【怖い話|実話】短編「廃墟団地の部屋」不思議怪談(神奈川県)

【怖い話|実話】短編「廃墟団地の部屋」不思議怪談(神奈川県)
投稿者:椎名ともや さん(30代/男性/フリーライター)
体験場所:神奈川県川崎市〇〇区の某団地

大学を卒業して間もない頃、地元の友人と一緒に「団地の廃墟探索」を趣味にしていた時期がありました。
といっても、心霊スポットに行こうという感覚ではなく、あくまで“人の生活の痕跡”を辿ることに興味を持っていた感じです。

当時、川崎市〇〇区のとある大規模団地の中に、取り壊しが決まって封鎖された棟がありました。
入り口にはバリケードと立ち入り禁止の看板が立っていました。
とはいえ、ネットで見た限り多くの探索者がそこに入った記録を上げていたので、僕らも興味本位で行くことにしたんです。(みなさんは絶対に真似してはいけませんよ)

季節は秋。
空気が澄んでいて、昼でも日陰は肌寒く、廃墟の団地を見上げると、それ特有のどこか張りつめた雰囲気が漂っていました。

封鎖された棟の裏側には、ほんの少しだけ破れたフェンスがあり、そこから身体を横にして滑り込む形で侵入しました。

中は思ったよりも綺麗でした。
ゴミの散乱も少なく、誰かが住んでいた当時のままのような部屋が多いのが印象的でした。
古い洗濯機に黄色く変色したポスト、ポスターが貼られたままの壁。僕らは、まるで時間が止まったまま、人だけが消えた空間を散策しているような気持ちでした。

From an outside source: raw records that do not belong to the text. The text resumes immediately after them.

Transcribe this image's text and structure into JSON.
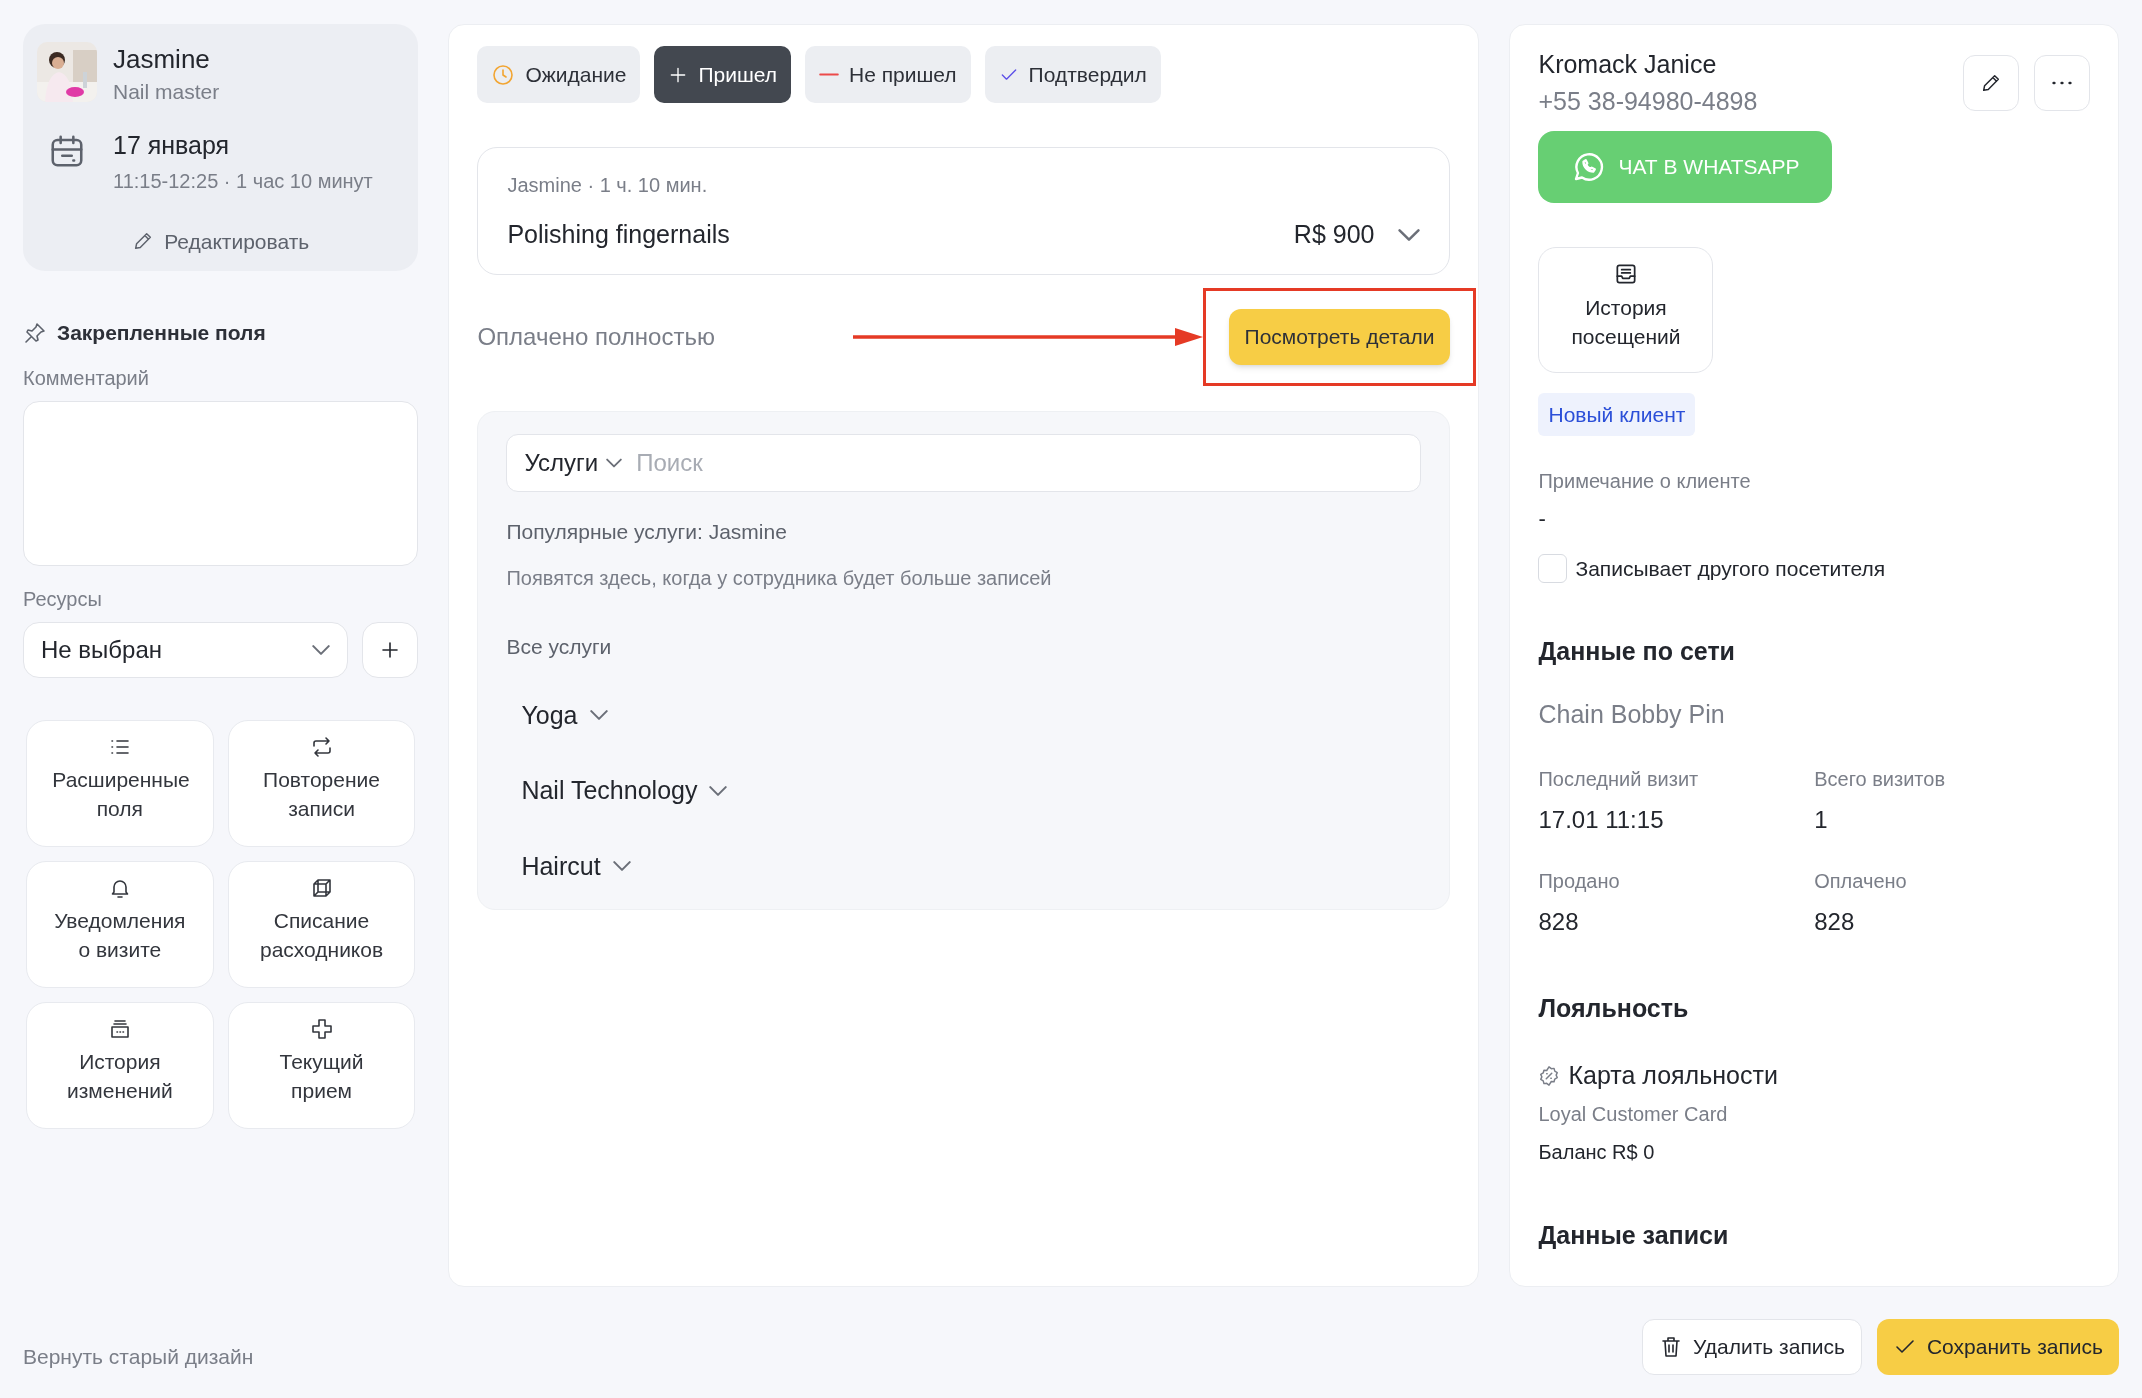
{
  "staff_card": {
    "name": "Jasmine",
    "role": "Nail master",
    "date": "17 января",
    "time": "11:15-12:25 · 1 час 10 минут",
    "edit_link": "Редактировать"
  },
  "pinned_fields": {
    "title": "Закрепленные поля",
    "comment_label": "Комментарий",
    "resources_label": "Ресурсы",
    "resources_value": "Не выбран"
  },
  "action_tiles": [
    {
      "kind": "list",
      "label": "Расширенные поля"
    },
    {
      "kind": "repeat",
      "label": "Повторение записи"
    },
    {
      "kind": "bell",
      "label": "Уведомления о визите"
    },
    {
      "kind": "cube",
      "label": "Списание расходников"
    },
    {
      "kind": "stack",
      "label": "История изменений"
    },
    {
      "kind": "cross",
      "label": "Текущий прием"
    }
  ],
  "old_design_link": "Вернуть старый дизайн",
  "status_tabs": [
    {
      "kind": "waiting",
      "label": "Ожидание",
      "selected": false
    },
    {
      "kind": "arrived",
      "label": "Пришел",
      "selected": true
    },
    {
      "kind": "no_show",
      "label": "Не пришел",
      "selected": false
    },
    {
      "kind": "confirmed",
      "label": "Подтвердил",
      "selected": false
    }
  ],
  "service_line": {
    "meta": "Jasmine · 1 ч. 10 мин.",
    "name": "Polishing fingernails",
    "price": "R$ 900"
  },
  "payment": {
    "status": "Оплачено полностью",
    "details_button": "Посмотреть детали",
    "highlighted": true
  },
  "services_picker": {
    "category": "Услуги",
    "search_placeholder": "Поиск",
    "popular_title": "Популярные услуги: Jasmine",
    "popular_hint": "Появятся здесь, когда у сотрудника будет больше записей",
    "all_title": "Все услуги",
    "categories": [
      {
        "name": "Yoga",
        "expanded": false
      },
      {
        "name": "Nail Technology",
        "expanded": false
      },
      {
        "name": "Haircut",
        "expanded": false
      }
    ]
  },
  "client": {
    "name": "Kromack Janice",
    "phone": "+55 38-94980-4898",
    "whatsapp_button": "ЧАТ В WHATSAPP",
    "history_tile": "История посещений",
    "badge": "Новый клиент",
    "note_label": "Примечание о клиенте",
    "note_value": "-",
    "other_visitor": {
      "label": "Записывает другого посетителя",
      "checked": false
    }
  },
  "network": {
    "title": "Данные по сети",
    "chain": "Chain Bobby Pin",
    "stats": [
      {
        "label": "Последний визит",
        "value": "17.01 11:15"
      },
      {
        "label": "Всего визитов",
        "value": "1"
      },
      {
        "label": "Продано",
        "value": "828"
      },
      {
        "label": "Оплачено",
        "value": "828"
      }
    ]
  },
  "loyalty": {
    "title": "Лояльность",
    "card_title": "Карта лояльности",
    "card_name": "Loyal Customer Card",
    "balance": "Баланс R$ 0"
  },
  "record_data": {
    "title": "Данные записи"
  },
  "footer_buttons": {
    "delete": "Удалить запись",
    "save": "Сохранить запись"
  }
}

その日は5階まで上がり、最後に一番奥の部屋に入りました。
ドアの鍵は壊れていて、押すと自然に開きました。

中に入った瞬間、ふわっと生活臭がしました。
食べ物の匂いというより、洗濯洗剤やシャンプーのような香りです。

すると友人が「おかしくない?」と、ぼんやり呟きました。
確かに、明らかに部屋の中は“今誰かが住んでる”ような雰囲気なんです。

部屋の隅にある脱衣カゴには服が入っているし、カーテンも新しい。それにカレンダーは現在の月に合っています。そしてなにより、ガスコンロの上には鍋が置かれていて、しかもまだ温い。

僕らは顔を見合わせました。

「人がいるぞ、これ…」

と友人が口にした瞬間、誰かが玄関のドアノブをガチャッと回しました。

反射的に僕らはベランダへと逃げ、隣室の仕切りをよじ登り、そのまま隣室から部屋を出て階段を駆け降りました。

団地から出たところで、後ろから誰かが追ってくるような足音は聞こえず、ホッと胸をなでおろしたものの、部屋の中にあった“今”の空気感だけが脳裏から離れませんでした。廃墟団地の探索において、全く想定していなかった違和感に遭遇し、しばらく心臓がバクバクと鳴り止みませんでした。

その後、団地は取り壊されました。

あとになって調べてみたのですが、取り壊し前の「一時的な住みつき」や「不法占拠」のような記録は見当たらず、工事関係者からも特別な証言はないとのことでした。

ただ、あの匂いや温もり、整頓された部屋の生活感は、空き巣や物好きが一時的に作れるものじゃないと思います。

それなら僕たちが目にした5階奥の部屋の光景は一体なんだったのか?
あの生活感の原因が「住みつき」ではないとするならば、もしかしたら団地の記憶にでも迷い込んでしまったのでしょうか?
もはや取り壊された今となっては知りようもありませんが。

ただ、あの一件以来、僕は空き家や廃墟というものに対する考えが変わりました。
“無人”という前提を持ってはいけない。そこには誰かが生活していた時間があり、もしかすると、今も“誰か”が生活している可能性もある。

現実なのか、非現実なのか、どちらにしても、そう思わざるを得ない体験でした。